Question

In a triangle ABC right angled at B, $\angle A=\angle C$, find the values of $\sin A\sin B+\cos A\cos B$.

Answer 1

Hint:We know that the given triangle ABC is a right angled triangle and that the sum of the three angles of the same is equal to $180{}^\circ$. So, to solve this question, we will obtain the values of angle A and angle C and put the obtained values of angle A and angle C in the given trigonometric expression to get the desired answer.

Complete step-by-step answer:
It has been given in the question that ABC is a right angled triangle and that angle C is equal to angle A. It is also given that $\angle B=90{}^\circ$. And we have been asked to find the value of the given trigonometric expression, $\sin A\sin B+\cos A\cos B$. Now, we know that the sum of all the three angles of a triangle is equal to $180{}^\circ$. So, it means that in triangle ABC, we have,
$\angle A+\angle B+\angle C=180{}^\circ \ldots \ldots \ldots \left( i \right)$
We have also been given in the question that, $\angle B=90{}^\circ$. So, we can represent the triangle ABC as in the figure given below.

So, we will put the value of angle B, that is, $\angle B=90{}^\circ$ in equation (i).

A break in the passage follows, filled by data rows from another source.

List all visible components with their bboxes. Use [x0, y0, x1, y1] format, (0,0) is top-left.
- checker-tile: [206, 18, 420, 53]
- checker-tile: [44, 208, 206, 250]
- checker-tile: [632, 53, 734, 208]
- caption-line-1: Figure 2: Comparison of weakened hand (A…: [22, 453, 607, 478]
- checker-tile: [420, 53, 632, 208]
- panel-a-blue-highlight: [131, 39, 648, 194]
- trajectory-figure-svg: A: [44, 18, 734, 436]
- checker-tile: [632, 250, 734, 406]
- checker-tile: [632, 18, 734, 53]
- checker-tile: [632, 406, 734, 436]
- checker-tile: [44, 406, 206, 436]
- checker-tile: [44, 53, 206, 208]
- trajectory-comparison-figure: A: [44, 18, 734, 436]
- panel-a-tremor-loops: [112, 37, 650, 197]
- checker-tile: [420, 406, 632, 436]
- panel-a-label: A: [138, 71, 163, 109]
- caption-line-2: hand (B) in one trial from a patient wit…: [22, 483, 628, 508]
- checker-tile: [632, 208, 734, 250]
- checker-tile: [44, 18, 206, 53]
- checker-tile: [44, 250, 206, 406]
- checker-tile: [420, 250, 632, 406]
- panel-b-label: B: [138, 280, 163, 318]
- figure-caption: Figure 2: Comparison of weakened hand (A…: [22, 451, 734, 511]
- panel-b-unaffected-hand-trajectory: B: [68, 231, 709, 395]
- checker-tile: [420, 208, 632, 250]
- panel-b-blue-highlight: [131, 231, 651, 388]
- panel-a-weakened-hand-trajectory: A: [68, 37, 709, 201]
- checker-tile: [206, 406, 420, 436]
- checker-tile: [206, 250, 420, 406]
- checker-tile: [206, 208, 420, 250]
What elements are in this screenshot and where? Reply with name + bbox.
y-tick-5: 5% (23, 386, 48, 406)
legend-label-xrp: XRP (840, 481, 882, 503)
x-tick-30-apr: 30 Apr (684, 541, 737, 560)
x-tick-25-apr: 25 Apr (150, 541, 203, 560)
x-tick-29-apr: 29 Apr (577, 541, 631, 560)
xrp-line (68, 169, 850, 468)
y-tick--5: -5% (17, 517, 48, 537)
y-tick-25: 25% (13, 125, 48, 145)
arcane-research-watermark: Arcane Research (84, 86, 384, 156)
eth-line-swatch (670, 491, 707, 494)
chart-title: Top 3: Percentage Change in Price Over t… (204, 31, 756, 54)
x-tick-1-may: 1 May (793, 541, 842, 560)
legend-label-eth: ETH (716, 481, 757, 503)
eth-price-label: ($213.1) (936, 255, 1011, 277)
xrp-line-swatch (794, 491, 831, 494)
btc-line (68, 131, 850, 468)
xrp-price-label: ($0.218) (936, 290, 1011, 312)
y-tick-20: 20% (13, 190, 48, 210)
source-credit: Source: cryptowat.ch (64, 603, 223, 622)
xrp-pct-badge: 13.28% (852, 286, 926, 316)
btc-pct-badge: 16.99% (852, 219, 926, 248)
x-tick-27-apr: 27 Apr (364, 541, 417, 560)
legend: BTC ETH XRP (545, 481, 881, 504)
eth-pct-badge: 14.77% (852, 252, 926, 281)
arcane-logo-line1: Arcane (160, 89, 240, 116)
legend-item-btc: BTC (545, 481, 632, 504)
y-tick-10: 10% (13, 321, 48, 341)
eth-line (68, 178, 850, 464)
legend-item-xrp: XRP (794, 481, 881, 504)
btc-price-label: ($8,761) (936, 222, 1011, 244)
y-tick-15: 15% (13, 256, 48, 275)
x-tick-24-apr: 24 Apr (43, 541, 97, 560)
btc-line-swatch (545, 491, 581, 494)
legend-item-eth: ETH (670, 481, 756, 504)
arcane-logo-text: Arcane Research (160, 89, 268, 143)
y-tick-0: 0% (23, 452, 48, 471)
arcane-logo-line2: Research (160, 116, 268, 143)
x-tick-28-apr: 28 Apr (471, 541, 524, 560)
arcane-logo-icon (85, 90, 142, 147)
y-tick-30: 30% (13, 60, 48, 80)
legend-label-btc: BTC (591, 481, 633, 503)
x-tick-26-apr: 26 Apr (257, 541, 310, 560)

So, we get the equation as follows,
$\begin{aligned} & \angle A+\angle C+90{}^\circ =180{}^\circ \\\ & \Rightarrow \angle A+\angle C=180{}^\circ -90{}^\circ \\\ & \Rightarrow \angle A+\angle C=90{}^\circ \ldots \ldots \ldots \left( ii \right) \\\ \end{aligned}$
Now, we know that, $\angle A=\angle C$, is given in the question. So, we put that in equation (ii). So, we get,
$\begin{aligned} & \angle C+\angle C=90{}^\circ \\\ & \Rightarrow 2\angle C=90{}^\circ \\\ & \Rightarrow \angle C=\dfrac{90{}^\circ }{2} \\\ & \Rightarrow \angle C=45{}^\circ \\\ \end{aligned}$
Which means that, $\angle A=45{}^\circ$also. Now, we will put the obtained values of $\angle A=45{}^\circ$ and the given value of $\angle B=90{}^\circ$ in the given trigonometric expression,
$\begin{aligned} & \sin A\sin B+\cos A\cos B \\\ & \Rightarrow \sin 45{}^\circ \sin 90{}^\circ +\cos 45{}^\circ \cos 90{}^\circ \\\ \end{aligned}$
We know that the values of $\sin 45{}^\circ =\cos 45{}^\circ =\dfrac{1}{\sqrt{2}},\sin 90{}^\circ =1$ and $\cos 90{}^\circ =0$. So, by putting these values in the above trigonometric expression, we get,
$\begin{aligned} & \dfrac{1}{\sqrt{2}}\times 1+\dfrac{1}{\sqrt{2}}\times 0 \\\ & \Rightarrow \dfrac{1}{\sqrt{2}}+0=\dfrac{1}{\sqrt{2}} \\\ \end{aligned}$
Therefore, the value of the given expression, $\sin A\sin B+\cos A\cos B$ is $\dfrac{1}{\sqrt{2}}$.

Note: There is a possibility of the students getting confused with the values of $\cos 90{}^\circ$ and $\sin 90{}^\circ$ as 1 and 0 respectively, which would be incorrect. The students will get the same answer of $\dfrac{1}{\sqrt{2}}$, but it will be incorrect conceptually. So, it is advisable that the students memorise the values of the trigonometric standard angles.